Migrated information Criteria used for interpretation of results: EU

Conclusions:

The EC3 value was calculated to be 9.13%. The test material was considered to be a skin sensitiser under the conditions of the test.

Executive summary:

The skin sensitisation potential of DMATO was evaluated in the Local Lymph Node Assay (LLNA) according to OECD Guideline 429 and GLP. Groups of four female CBA/Ca mice were treated with the test material at concentrations of 5%, 10% or 25% v/v in acetone/olive oil 4:1. Controls received the vehicle alone. The highest dose selected for the main study was chosen following a preliminary screening test in which no clinical signs of toxicity were noted at a concentration of 25%. The test material formulations were applied to the dorsum of each ear for 3 consecutive days. The draining auricular lymph nodes were harvested on Day 6, following administration of 3 -HTdR, and incorporation of 3 -HTdR was measured using scintillation counting. The Stimulation Index was expressed as the mean radioactive incorporation for each treatment group, divided by the mean radioactive incorporation of the vehicle controls group; values of greater than or equal to 3.0 indicate a positive result. The Stimulation Indices were 1.09, 3.40 and 7.19 for test concentrations 5%, 10% and 25%, respectively. The concentration expected to cause a 3 fold increase in 3HTdR incorporation (EC3 value) was calculated to be 9.13%. The test material was considered to be a skin sensitiser under the conditions of the test, and requires classification as a Category 1B Skin Sensitiser according to Regulation (EC) No 1272/2008.

Endpoint conclusion

Endpoint conclusion:

adverse effect observed (sensitising)

Additional information:

The skin sensitisation potential of DMATO was evaluated in the Local Lymph Node Assay (LLNA) according to OECD Guideline 429 and GLP. Groups of four female CBA/Ca mice were treated with the test material at concentrations of 5%, 10% or 25% v/v in acetone/olive oil 4:1. Controls received the vehicle alone. The highest dose selected for the main study was chosen following a preliminary screening test in which no clinical signs of toxicity were noted at a concentration of 25%. The test material formulations were applied to the dorsum of each ear for 3 consecutive days. The draining auricular lymph nodes were harvested on Day 6, following administration of 3 -HTdR, and incorporation of 3 -HTdR was measured using scintillation counting. The Stimulation Index was expressed as the mean radioactive incorporation for each treatment group, divided by the mean radioactive incorporation of the vehicle controls group; values of greater than or equal to 3.0 indicate a positive result. The Stimulation Indices were 1.09, 3.40 and 7.19 for test concentrations 5%, 10% and 25%, respectively. The concentration expected to cause a 3 fold increase in 3HTdR incorporation (EC3 value) was calculated to be 9.13%. The test material was considered to be a skin sensitiser under the conditions of the test, and requires classification as a Category 1B Skin Sensitiser according to Regulation (EC) No 1272/2008.

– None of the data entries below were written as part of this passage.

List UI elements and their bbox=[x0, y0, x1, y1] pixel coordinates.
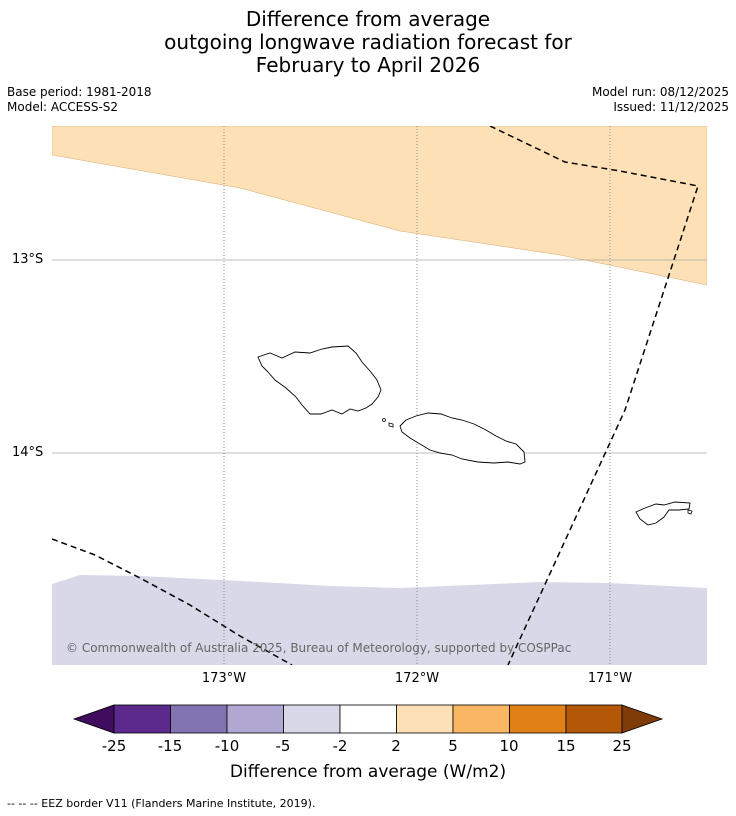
colorbar-label: Difference from average (W/m2) bbox=[229, 762, 507, 782]
cbar-tick-minus5: -5 bbox=[275, 737, 291, 755]
lon-label-172w: 172°W bbox=[394, 671, 440, 686]
lon-label-173w: 173°W bbox=[201, 671, 247, 686]
lat-label-13s: 13°S bbox=[12, 252, 44, 267]
colorbar-bin-6 bbox=[396, 704, 454, 734]
meta-left: Base period: 1981-2018 Model: ACCESS-S2 bbox=[7, 85, 152, 115]
tutuila-island bbox=[635, 501, 691, 526]
lat-label-14s: 14°S bbox=[12, 445, 44, 460]
cbar-tick-minus25: -25 bbox=[101, 737, 127, 755]
model-name: Model: ACCESS-S2 bbox=[7, 100, 119, 114]
colorbar-bin-7 bbox=[452, 704, 510, 734]
cbar-tick-5: 5 bbox=[448, 737, 458, 755]
cbar-tick-25: 25 bbox=[612, 737, 632, 755]
cbar-tick-minus10: -10 bbox=[214, 737, 240, 755]
colorbar-under-triangle bbox=[72, 704, 115, 734]
colorbar-bin-5 bbox=[339, 704, 397, 734]
cbar-tick-minus15: -15 bbox=[157, 737, 183, 755]
title-line-3: February to April 2026 bbox=[255, 53, 481, 77]
cbar-tick-minus2: -2 bbox=[332, 737, 348, 755]
title-line-1: Difference from average bbox=[245, 7, 491, 31]
negative-anomaly-region bbox=[52, 575, 707, 665]
cbar-tick-15: 15 bbox=[556, 737, 576, 755]
aunuu-island bbox=[687, 509, 693, 515]
eez-border-southwest bbox=[52, 538, 293, 665]
colorbar-bin-9 bbox=[565, 704, 623, 734]
title-line-2: outgoing longwave radiation forecast for bbox=[164, 30, 572, 54]
map-area bbox=[52, 126, 707, 665]
positive-anomaly-region bbox=[52, 126, 707, 286]
model-run: Model run: 08/12/2025 bbox=[591, 85, 729, 99]
eez-footnote: -- -- -- EEZ border V11 (Flanders Marine… bbox=[7, 797, 316, 810]
colorbar-bin-1 bbox=[113, 704, 171, 734]
map-title: Difference from average outgoing longwav… bbox=[0, 8, 736, 77]
colorbar-bin-8 bbox=[509, 704, 567, 734]
colorbar-bin-4 bbox=[283, 704, 341, 734]
cbar-tick-2: 2 bbox=[391, 737, 401, 755]
savaii-island bbox=[257, 345, 382, 415]
colorbar-bin-3 bbox=[226, 704, 284, 734]
lon-label-171w: 171°W bbox=[587, 671, 633, 686]
colorbar-over-triangle bbox=[621, 704, 664, 734]
colorbar-bin-2 bbox=[170, 704, 228, 734]
manono-island bbox=[388, 422, 394, 428]
cbar-tick-10: 10 bbox=[499, 737, 519, 755]
copyright-notice: © Commonwealth of Australia 2025, Bureau… bbox=[66, 641, 572, 655]
colorbar bbox=[72, 704, 664, 734]
apolima-island bbox=[382, 418, 386, 422]
issued-date: Issued: 11/12/2025 bbox=[613, 100, 729, 114]
upolu-island bbox=[399, 412, 526, 465]
base-period: Base period: 1981-2018 bbox=[7, 85, 152, 99]
meta-right: Model run: 08/12/2025 Issued: 11/12/2025 bbox=[592, 85, 729, 115]
eez-border-north bbox=[489, 126, 699, 665]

Migrated from Short description of key information:
A modern, guideline-compliant mouse LLNA is available for the submission substance.

Justification for selection of skin sensitisation endpoint:
Only study available for this endpoint

Respiratory sensitisation

Endpoint conclusion

Endpoint conclusion:

no study available

Justification for classification or non-classification

Based on the results of the available mouse LLNA (EC3 = 9.13%); DMATO requires classification as a Category 1B Skin Sensitiser according to Regulation (EC) No 1272/2008. Classification with (R43) 'May cause sensitisation by skin contact' is appropriate according to Directive 67/548/EEC.